The revised and expanded edition of the Manual, in other words, still begins with distinctions that matter to basic conflict of laws problems, but it is not clear to me how much work they do in armed conflicts. For example, one passage notes: “In light of the variety of jurisdictional bases in international law, two or more States often enjoy jurisdiction over the same person or object in respect to the same event.” This statement does not begin to describe the half of it. Of course, states will have competing claims over aspects of cyber activity. If those claims are legal claims, then one hopes they are resolved in a court and according to conflict of laws principles—not with armed conflict.
So why begin a (second) manual on the law of cyberwarfare with bland assertions about state sovereignty that do not actually do much work in the arena of cyberwar?

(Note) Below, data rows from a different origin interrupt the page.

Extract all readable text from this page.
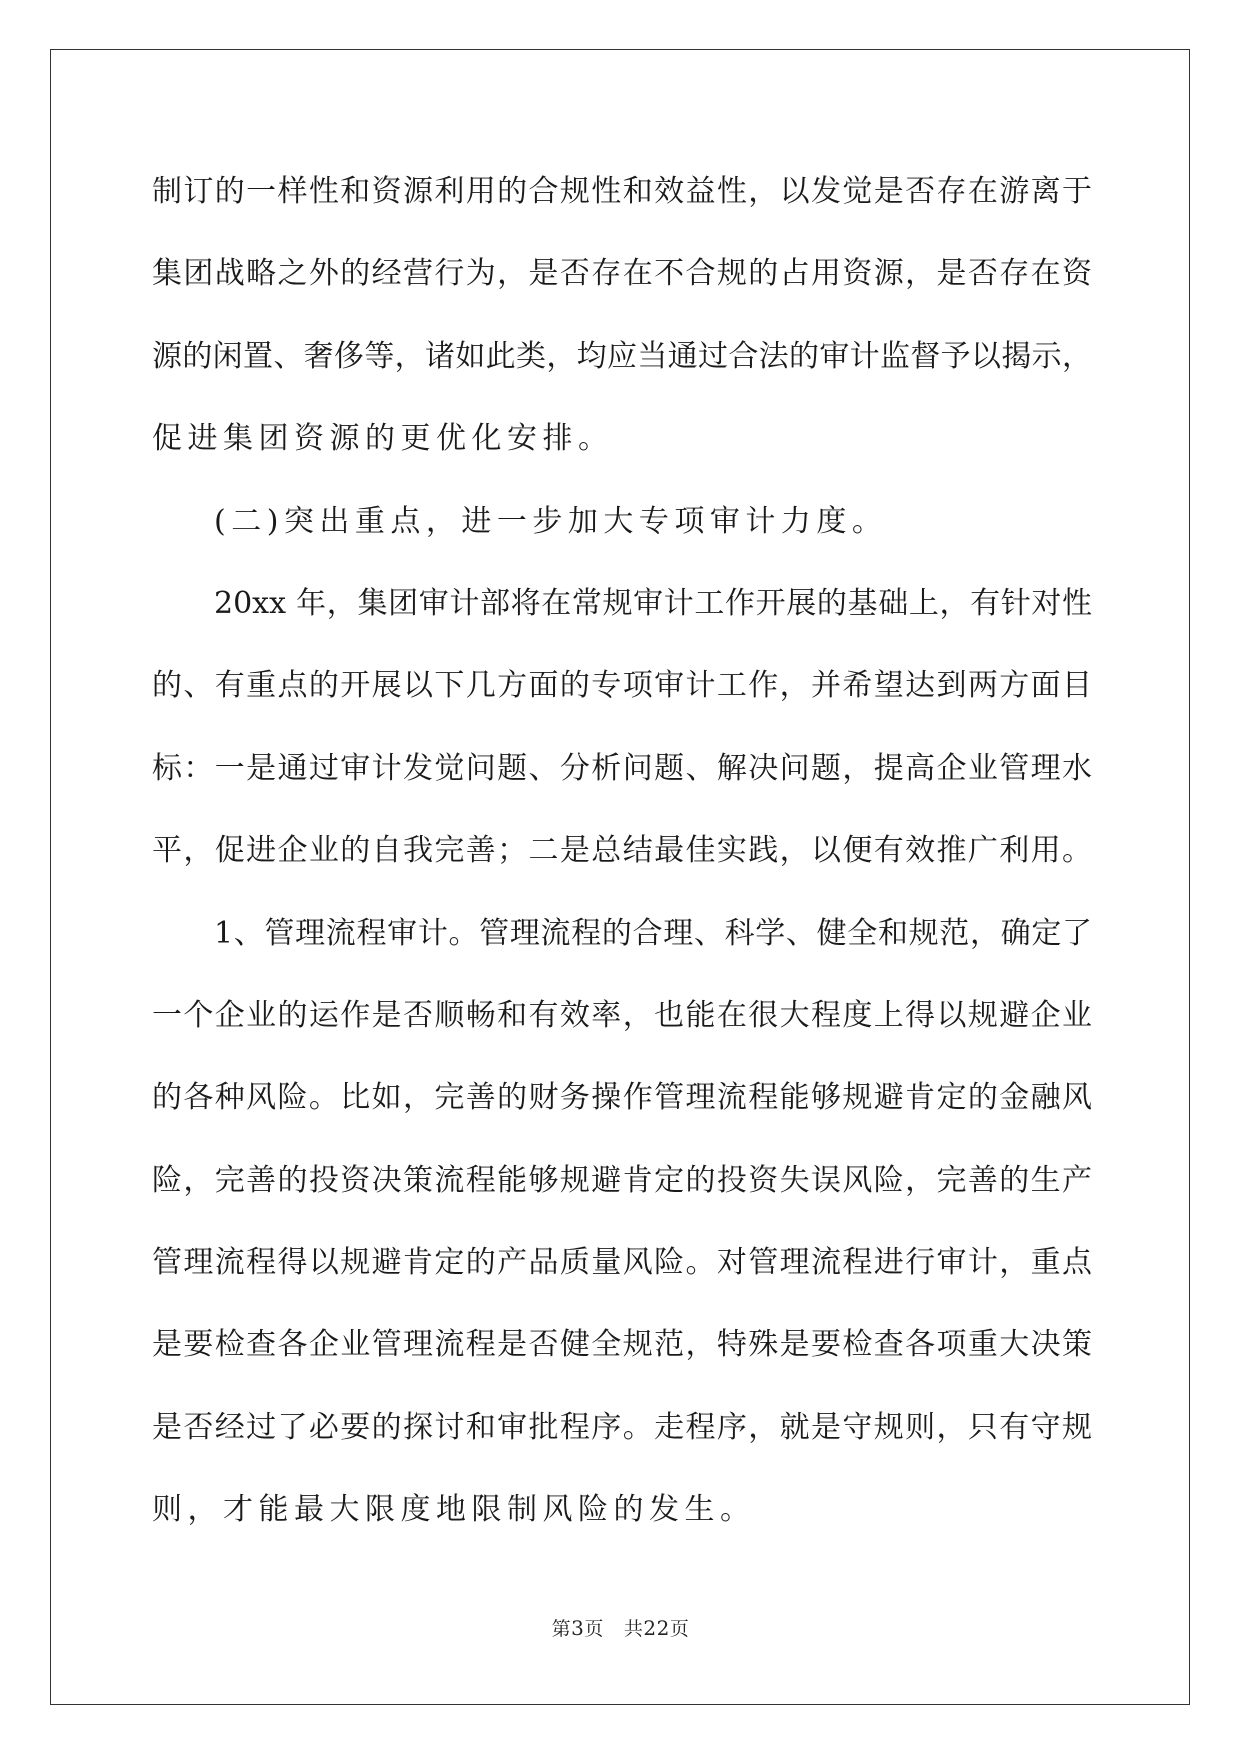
制订的一样性和资源利用的合规性和效益性，以发觉是否存在游离于
集团战略之外的经营行为，是否存在不合规的占用资源，是否存在资
源的闲置、奢侈等，诸如此类，均应当通过合法的审计监督予以揭示，
促进集团资源的更优化安排。
(二)突出重点，进一步加大专项审计力度。
20xx 年，集团审计部将在常规审计工作开展的基础上，有针对性
的、有重点的开展以下几方面的专项审计工作，并希望达到两方面目
标：一是通过审计发觉问题、分析问题、解决问题，提高企业管理水
平，促进企业的自我完善；二是总结最佳实践，以便有效推广利用。
1、管理流程审计。管理流程的合理、科学、健全和规范，确定了
一个企业的运作是否顺畅和有效率，也能在很大程度上得以规避企业
的各种风险。比如，完善的财务操作管理流程能够规避肯定的金融风
险，完善的投资决策流程能够规避肯定的投资失误风险，完善的生产
管理流程得以规避肯定的产品质量风险。对管理流程进行审计，重点
是要检查各企业管理流程是否健全规范，特殊是要检查各项重大决策
是否经过了必要的探讨和审批程序。走程序，就是守规则，只有守规
则，才能最大限度地限制风险的发生。
第3页 共22页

My guess is that this section of the Manual was a political bone to give to states that feel a loss of sovereign control over this whole internet thing. “Sovereignty” in this context is used by state actors to signal their deep anxiety about cyberspace. Whether that is an actual loss of sovereignty—and whether sovereignty is a helpful legal concept in this space—is very much yet to be seen. So while the Manual is a hugely important contribution, it begins with something of a red herring. The real action is in the manual’s treatment of the laws of war to this new domain—questions that will have profound consequences and which are much harder to answer than noting that states have an interest in and authority over internet infrastructure on their soil.